This “honor system” remains in place, despite Exxon’s 2014 settlement with the EPA over chemical releases and spills at the four Baton Rouge facilities. More recently, on Oct. 31, 2017, Exxon settled another EPA suit over more than 16-thousand illegal emissions since 2005.

There’s also the “honor system” within the ITEP program, and, as previously reported here, Exxon is not loath to take advantage of it. For while the ITEP rules say “environmentally required capital upgrades shall not qualify” for the long-term property tax exemption, the improvements to ten gas flares at Exxon’s Baton Rouge facilities – as required under the 2017 EPA settlement – were included in the company’s December 2016 ITEP request.
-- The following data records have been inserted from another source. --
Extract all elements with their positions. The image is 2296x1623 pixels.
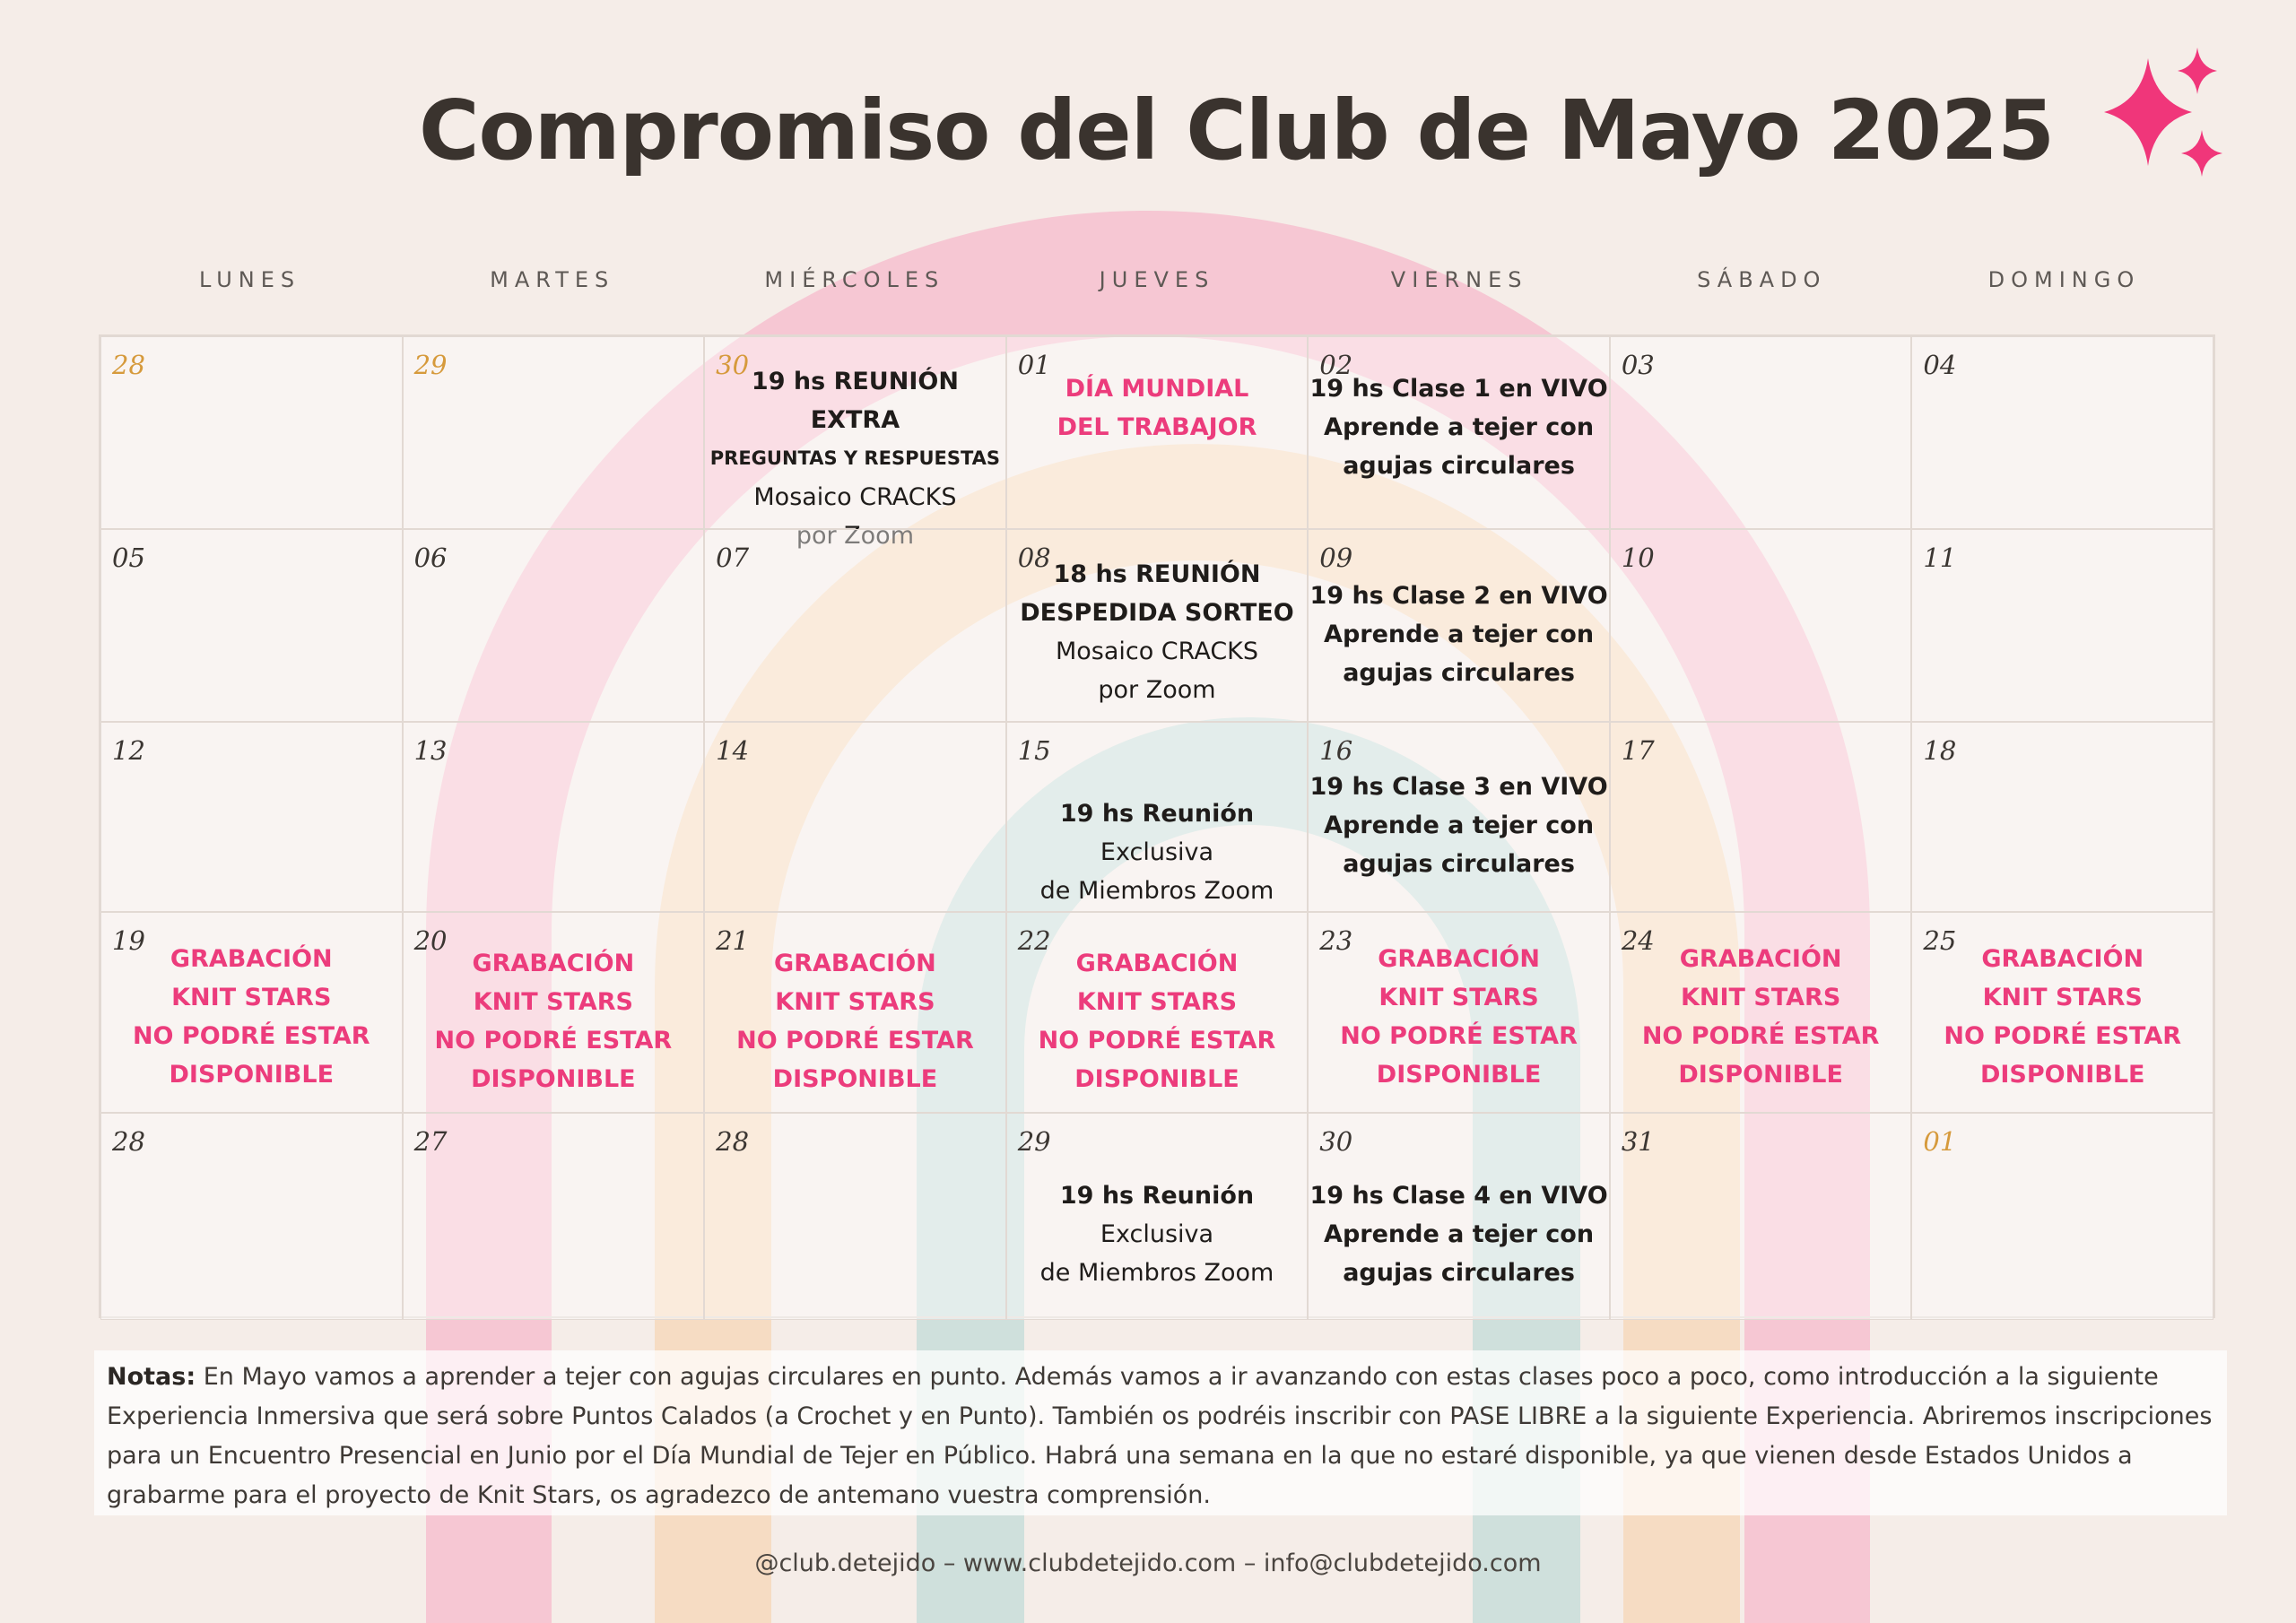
event-line: KNIT STARS [1378,984,1539,1011]
calendar-day-cell [1308,336,1610,529]
weekday-label: MARTES [490,267,615,292]
day-number: 15 [1017,735,1051,766]
day-number: 23 [1319,925,1353,956]
event-line: NO PODRÉ ESTAR [1340,1022,1578,1050]
day-number: 11 [1923,542,1957,573]
highlight-event [404,944,704,1098]
event-line: GRABACIÓN [1679,945,1842,973]
calendar-event [1309,577,1609,692]
day-number: 14 [716,735,750,766]
calendar-day-cell [704,722,1006,912]
highlight-event [1309,940,1609,1094]
weekday-label: DOMINGO [1987,267,2141,292]
calendar-day-cell [1610,529,1912,722]
calendar-day-cell [1006,722,1309,912]
day-number: 08 [1017,542,1051,573]
event-line: GRABACIÓN [774,950,936,977]
event-text: 19 hs Reunión [1059,800,1255,828]
event-line: agujas circulares [1343,850,1575,878]
calendar-day-cell [1308,912,1610,1113]
event-line: KNIT STARS [775,988,935,1016]
weekday-label: VIERNES [1390,267,1528,292]
event-line: Aprende a tejer con [1324,413,1595,441]
notes-box [94,1350,2227,1515]
event-line: de Miembros Zoom [1039,877,1274,905]
event-line: 18 hs REUNIÓN [1053,560,1261,588]
event-line: Mosaico CRACKS [753,483,957,511]
highlight-event [705,944,1005,1098]
calendar-day-cell [1308,722,1610,912]
calendar-day-cell [403,912,705,1113]
calendar-day-cell [1006,912,1309,1113]
day-number: 09 [1319,542,1353,573]
event-line: Aprende a tejer con [1324,621,1595,648]
event-line: DISPONIBLE [1979,1061,2145,1089]
event-line: 19 hs REUNIÓN EXTRA [751,368,959,434]
day-number: 06 [413,542,448,573]
day-number: 21 [716,925,750,956]
calendar-day-cell [1610,912,1912,1113]
weekday-header [99,267,2215,303]
highlight-event [1611,940,1911,1094]
calendar-event [1309,369,1609,485]
day-number: 30 [716,350,750,380]
calendar-day-cell [1911,529,2213,722]
event-line: 19 hs Clase 2 en VIVO [1309,582,1608,610]
event-line: DISPONIBLE [169,1061,335,1089]
day-number: 04 [1923,350,1957,380]
day-number: 28 [112,350,145,380]
event-line: DESPEDIDA SORTEO [1020,599,1294,627]
calendar-day-cell [100,1113,403,1320]
event-line: 19 hs Clase 4 en VIVO [1309,1182,1608,1210]
calendar-day-cell [1911,722,2213,912]
event-line: Mosaico CRACKS [1055,638,1259,665]
event-line: NO PODRÉ ESTAR [1038,1027,1276,1055]
day-number: 01 [1017,350,1051,380]
highlight-event [1007,944,1308,1098]
day-number: 20 [413,925,448,956]
weekday-label: LUNES [199,267,301,292]
calendar-event [1309,1176,1609,1292]
event-line: por Zoom [1098,676,1216,704]
calendar-day-cell [1308,529,1610,722]
calendar-day-cell [1610,336,1912,529]
day-number: 10 [1621,542,1655,573]
event-line: KNIT STARS [473,988,633,1016]
day-number: 22 [1017,925,1051,956]
day-number: 02 [1319,350,1353,380]
weekday-label: SÁBADO [1697,267,1827,292]
day-number: 27 [413,1126,448,1157]
event-line: Aprende a tejer con [1324,812,1595,839]
event-line: KNIT STARS [1076,988,1238,1016]
event-line: agujas circulares [1343,452,1575,480]
event-line: GRABACIÓN [170,945,333,973]
calendar-day-cell [100,912,403,1113]
event-line: 19 hs Clase 3 en VIVO [1309,773,1608,801]
calendar-day-cell [100,722,403,912]
calendar-day-cell [403,1113,705,1320]
day-number: 24 [1621,925,1655,956]
event-line: por Zoom [796,522,915,550]
day-number: 13 [413,735,448,766]
event-line: Aprende a tejer con [1324,1220,1595,1248]
day-number: 29 [413,350,448,380]
day-number: 01 [1923,1126,1957,1157]
event-line: NO PODRÉ ESTAR [736,1027,974,1055]
event-line: NO PODRÉ ESTAR [1944,1022,2182,1050]
calendar-day-cell [1006,1113,1309,1320]
event-line: GRABACIÓN [1075,950,1239,977]
event-line: NO PODRÉ ESTAR [132,1022,370,1050]
day-number: 31 [1621,1126,1655,1157]
calendar-day-cell [100,529,403,722]
day-number: 18 [1923,735,1957,766]
notes-label: Notas: [107,1363,196,1391]
highlight-event [1007,369,1308,447]
event-line: DISPONIBLE [1678,1061,1843,1089]
calendar-day-cell [403,529,705,722]
day-number: 16 [1319,735,1353,766]
calendar-event [1007,1176,1308,1292]
day-number: 28 [716,1126,750,1157]
calendar-day-cell [704,1113,1006,1320]
footer-contact: @club.detejido – www.clubdetejido.com – info@clubdetejido.com [754,1549,1542,1577]
highlight-event [101,940,402,1094]
event-line: GRABACIÓN [472,950,635,977]
calendar-day-cell [704,912,1006,1113]
calendar-event [1309,768,1609,883]
calendar-day-cell [1911,1113,2213,1320]
day-number: 07 [716,542,750,573]
event-line: DISPONIBLE [772,1065,938,1093]
event-line: NO PODRÉ ESTAR [434,1027,673,1055]
calendar-day-cell [1610,1113,1912,1320]
day-number: 28 [112,1126,145,1157]
weekday-label: JUEVES [1099,267,1215,292]
calendar-day-cell [704,336,1006,550]
calendar-event [1007,794,1308,910]
event-line: DISPONIBLE [1074,1065,1239,1093]
event-line: agujas circulares [1343,1259,1575,1287]
calendar-day-cell [1308,1113,1610,1320]
calendar-day-cell [1006,529,1309,722]
calendar-event [1007,555,1308,709]
day-number: 30 [1319,1126,1353,1157]
event-text: Exclusiva [1100,1220,1214,1248]
calendar-day-cell [403,336,705,529]
day-number: 05 [112,542,145,573]
event-line: DISPONIBLE [1376,1061,1542,1089]
calendar-day-cell [704,529,1006,722]
calendar-day-cell [1911,336,2213,529]
event-line: agujas circulares [1343,659,1575,687]
event-line: PREGUNTAS Y RESPUESTAS [709,447,1001,469]
event-line: GRABACIÓN [1378,945,1540,973]
event-text: 19 hs Reunión [1059,1182,1255,1210]
event-line: KNIT STARS [1680,984,1841,1011]
highlight-event [1912,940,2213,1094]
event-line: DEL TRABAJOR [1057,413,1257,441]
calendar-day-cell [403,722,705,912]
calendar-event [705,362,1005,555]
calendar-day-cell [1911,912,2213,1113]
day-number: 19 [112,925,145,956]
day-number: 03 [1621,350,1655,380]
notes-text: En Mayo vamos a aprender a tejer con agujas circulares en punto. Además vamos a ir avanzando con estas clases poco a poco, como introducción a la siguiente Experiencia Inmersiva que será sobre Puntos Calados (a Crochet y en Punto). También os podréis inscribir con PASE LIBRE a la siguiente Experiencia. Abriremos inscripciones para un Encuentro Presencial en Junio por el Día Mundial de Tejer en Público. Habrá una semana en la que no estaré disponible, ya que vienen desde Estados Unidos a grabarme para el proyecto de Knit Stars, os agradezco de antemano vuestra comprensión. [107,1363,2213,1509]
event-line [1007,794,1308,872]
calendar-grid [99,334,2215,1318]
event-line: GRABACIÓN [1981,945,2144,973]
page-title: Compromiso del Club de Mayo 2025 [418,82,2054,178]
event-line: NO PODRÉ ESTAR [1641,1022,1880,1050]
day-number: 29 [1017,1126,1051,1157]
event-line: KNIT STARS [1982,984,2143,1011]
event-line: de Miembros Zoom [1039,1259,1274,1287]
calendar-day-cell [100,336,403,529]
day-number: 17 [1621,735,1655,766]
weekday-label: MIÉRCOLES [764,267,945,292]
event-text: Exclusiva [1100,838,1214,866]
day-number: 12 [112,735,145,766]
event-line: DÍA MUNDIAL [1065,375,1249,403]
calendar-day-cell [1006,336,1309,529]
calendar-day-cell [1610,722,1912,912]
event-line: KNIT STARS [171,984,332,1011]
sparkles-icon [2099,40,2233,193]
day-number: 25 [1923,925,1957,956]
event-line: 19 hs Clase 1 en VIVO [1309,375,1608,403]
event-line: DISPONIBLE [471,1065,636,1093]
event-line [1007,1176,1308,1254]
The Industrial Tax Exemption Program has no rules analogous to “trust, but verify”; no requirements for the Department of Economic Development to check with other state and/or federal agencies regarding the status of litigation or judgments involving businesses applying for the property tax breaks. And beyond the statement that “upgrades required by any state or federal governmental agency in order to avoid fines, closures or other penalty shall not qualify”, the only repercussion for getting caught cheating this system is losing that particular tax exemption. No civil litigation, no criminal charges, no fines – not even a requirement for the company to document that all its other ITEPs are legitimate and valid. And, obviously, there’s no penalty like losing all the other property tax exemptions or being prohibited from asking for any new ones for a time.

Remember, Exxon waged a $30-million campaign to promote public skepticism about climate change, even as the company spent additional millions researching it, starting in the late 1970s. The revelations of their double-dealing led to a federal SEC probe and a shareholder rebellion that ousted ExxonMobil management in May 2017.

Now the company’s official stance is that “The risk of climate change is clear, and there is a broad scientific and policy consensus that action must be taken.”

Isn’t it time Louisiana discharges its reliance on honor systems, since there is so much proof that corporations – like Exxon – persist in acting dishonorably?